Yol hikayelerini kim bilir?

Her şeyi anlamdıran bir pencere olabilir mi?

Dünya bir tezgah olmalı. Tüm eşyalar neyin yanında duruyorsa onun hikayesini tamamlarcasına bir uzun hikaye söyler adeta.

Yoldan geçiyorum ve renklere takılıyorum. Eflatun bir esvabın evrakı metrukesinde yazıyor sokağın ismi neydi, saat kaçtı, günlerden ne ve kırmızı araba ile kırmızı papuçlar arasında nasıl bir bağ var?

Her şeyi anlamlandıran bir pencere olabilir mi?

Zeynep/23.Mayıs.2024/ İstanbul 

-Fotoğraflar Kasımpaşa Cuma Pazarı sokaklarından-

Hasköy yürümesi

Dün akşam Hasköy Parkı karşısında ara sokaklardan dalıp çarşısında dolaşıyorum.

Pek çok veteriner var yolumun üzerinde. Birine kedimin matlaşan tüyleri için çözüm soruyorum. Haftaya çok etkili bir tarak geleceğinden bahsediyor. Tarağın ismi Furminatör. Topaklanma olan kısımları kesebiliyormuş tarama esnasında. Bu bilgiyi aldıktan sonra karşıma çıkan bu dükkan ise beni epeyce gülümsetti. Kaç kedi içeride, kaçı dışarda sayamadım. Bu semt keyifli dedim içimden.

Yukarıya doğru çıktıkça eski binalara rastladım.

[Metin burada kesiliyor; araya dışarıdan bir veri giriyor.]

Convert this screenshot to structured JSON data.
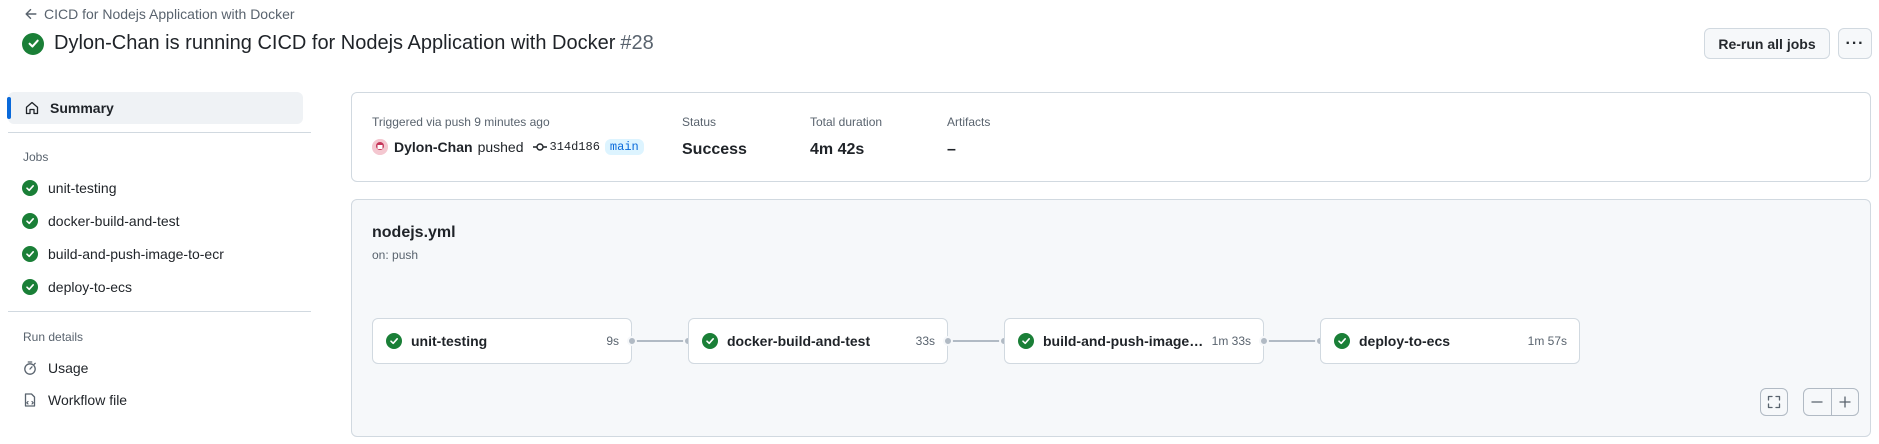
{
  "header": {
    "back_label": "CICD for Nodejs Application with Docker",
    "title": "Dylon-Chan is running CICD for Nodejs Application with Docker",
    "run_number": "#28",
    "rerun_label": "Re-run all jobs",
    "more_label": "···"
  },
  "sidebar": {
    "summary_label": "Summary",
    "jobs_heading": "Jobs",
    "jobs": [
      "unit-testing",
      "docker-build-and-test",
      "build-and-push-image-to-ecr",
      "deploy-to-ecs"
    ],
    "run_details_heading": "Run details",
    "usage_label": "Usage",
    "workflow_file_label": "Workflow file"
  },
  "summary": {
    "triggered_label": "Triggered via push 9 minutes ago",
    "actor": "Dylon-Chan",
    "action": "pushed",
    "commit": "314d186",
    "branch": "main",
    "status_label": "Status",
    "status_value": "Success",
    "duration_label": "Total duration",
    "duration_value": "4m 42s",
    "artifacts_label": "Artifacts",
    "artifacts_value": "–"
  },
  "graph": {
    "workflow_file": "nodejs.yml",
    "trigger": "on: push",
    "jobs": [
      {
        "name": "unit-testing",
        "duration": "9s"
      },
      {
        "name": "docker-build-and-test",
        "duration": "33s"
      },
      {
        "name": "build-and-push-image-t...",
        "duration": "1m 33s"
      },
      {
        "name": "deploy-to-ecs",
        "duration": "1m 57s"
      }
    ]
  },
  "colors": {
    "success": "#1a7f37",
    "accent": "#0969da"
  }
}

Duvarın arkasında mı acaba bedel yoksa incir ağacında mı? Dünya bir rastgelişler alemi olmalı.

Belki de her şey çok basittir. Karmaşık gibi görünen aslında çok sade olabilir. Logar kapağı, aralık pencere, çizgili havlu,bükülü kablolar arasında hikaye var. Sanırım bunu her göz kendi cümleleri ile okur.

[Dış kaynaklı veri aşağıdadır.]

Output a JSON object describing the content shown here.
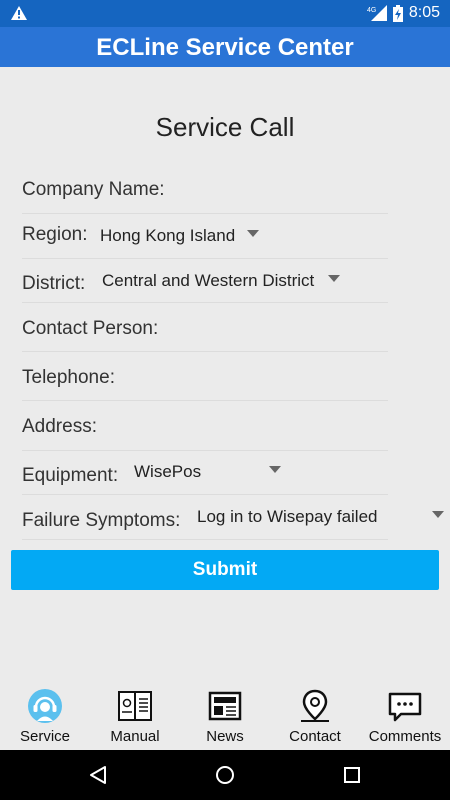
{
  "status_bar": {
    "network": "4G",
    "time": "8:05"
  },
  "app": {
    "title": "ECLine Service Center"
  },
  "page_title": "Service Call",
  "form": {
    "company_label": "Company Name:",
    "region_label": "Region:",
    "region_value": "Hong Kong Island",
    "district_label": "District:",
    "district_value": "Central and Western District",
    "contact_label": "Contact Person:",
    "telephone_label": "Telephone:",
    "address_label": "Address:",
    "equipment_label": "Equipment:",
    "equipment_value": "WisePos",
    "failure_label": "Failure Symptoms:",
    "failure_value": "Log in to Wisepay failed"
  },
  "submit_label": "Submit",
  "tabs": [
    "Service",
    "Manual",
    "News",
    "Contact",
    "Comments"
  ],
  "colors": {
    "appbar": "#2a74d6",
    "submit": "#03a9f4"
  }
}
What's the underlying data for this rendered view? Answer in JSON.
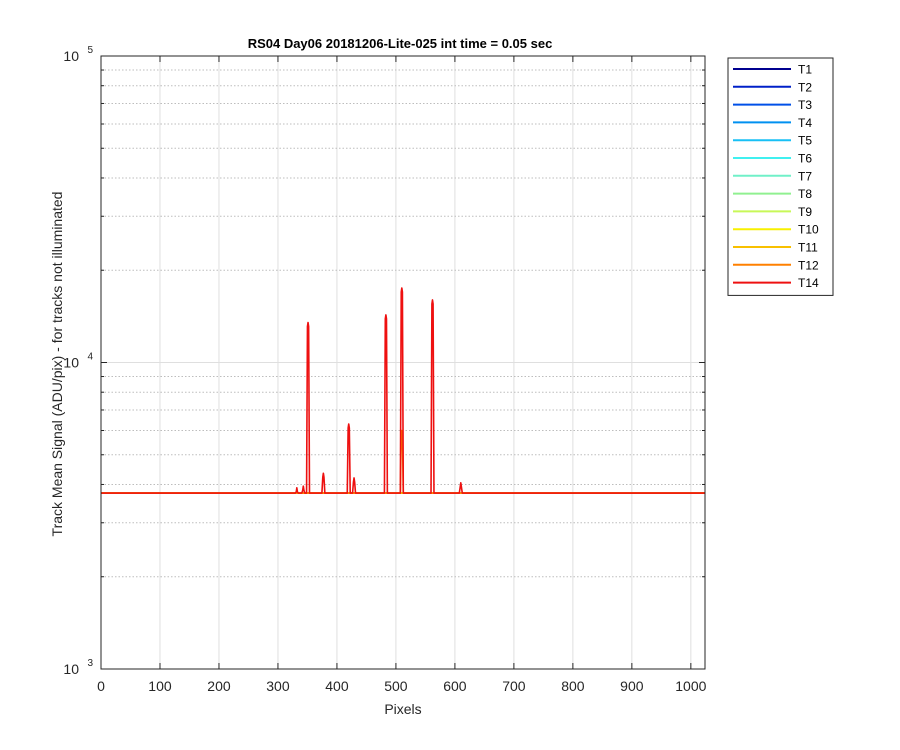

Yokuşa gün ışığı yansıdığında bisikletli çocuk arkadaşının yanında durdu. Bir diğeri yukarı doğru koştu. Işığın yansımaları arasında onlar konuşurken tuhaf bir güven duygusu sardı içimi.

O kadar çok olumsuzluk varken, zülüm ve kötülük kol gezerken halbuki neye güvenebilir ki insan?

Tohum kök salacağı toprağı sezer ve kendini teslim eder. Bir ağaç olana değin köklerin içerideki yürüyüşü durmaz.

Çocuklar hala sokaklarda yürüyorsa o şehirde umut vardır. O umudu bulup, onu yaşatmaktır yapabileceğimiz tek şey.

Zeynep/Eylül -20/2023

Mesele

Bir yolda rotasını kendi belirler insan. İhtimaller üzerine düşünürken tüm şehirlerin kendini dayattığı haritaları gözümde canlandırıyorum.

Doğanın en büyük dayatması dağlar ve okyanus olmalı. Ki onlar dahi insan adımları ile bir dayatma olmaktan çıktı.

Oysa beton blokların adımlananilirliği yok.

İnsan kendi canını sıkmak konusunda çok becerikli.

Mesele trafik.

Sabah; tam penceremin altında iki motosiklet sürücüsü ve bir özel araç çarpıştı. Kaza deyip geçmek durumu kabullenmeye sebep oluyor. Bir isim vermek kabullenmedir bir anlamda.

Tüm şehirler sıkıldıkça patlayan diş macunu tüpü.

Nasıl yapmalı ve o tüpün içinde olmamalı?

Zeynep/ Eylül -19/İstanbul

Duraklar

İnsanın duraksadığı anlar oluyor. Bu anlar bazen senelerce sürebiliyor.

Sirkeci Marmaray metrosunda duvar mozağine bakarken durakların isimlerini düşünüyorum.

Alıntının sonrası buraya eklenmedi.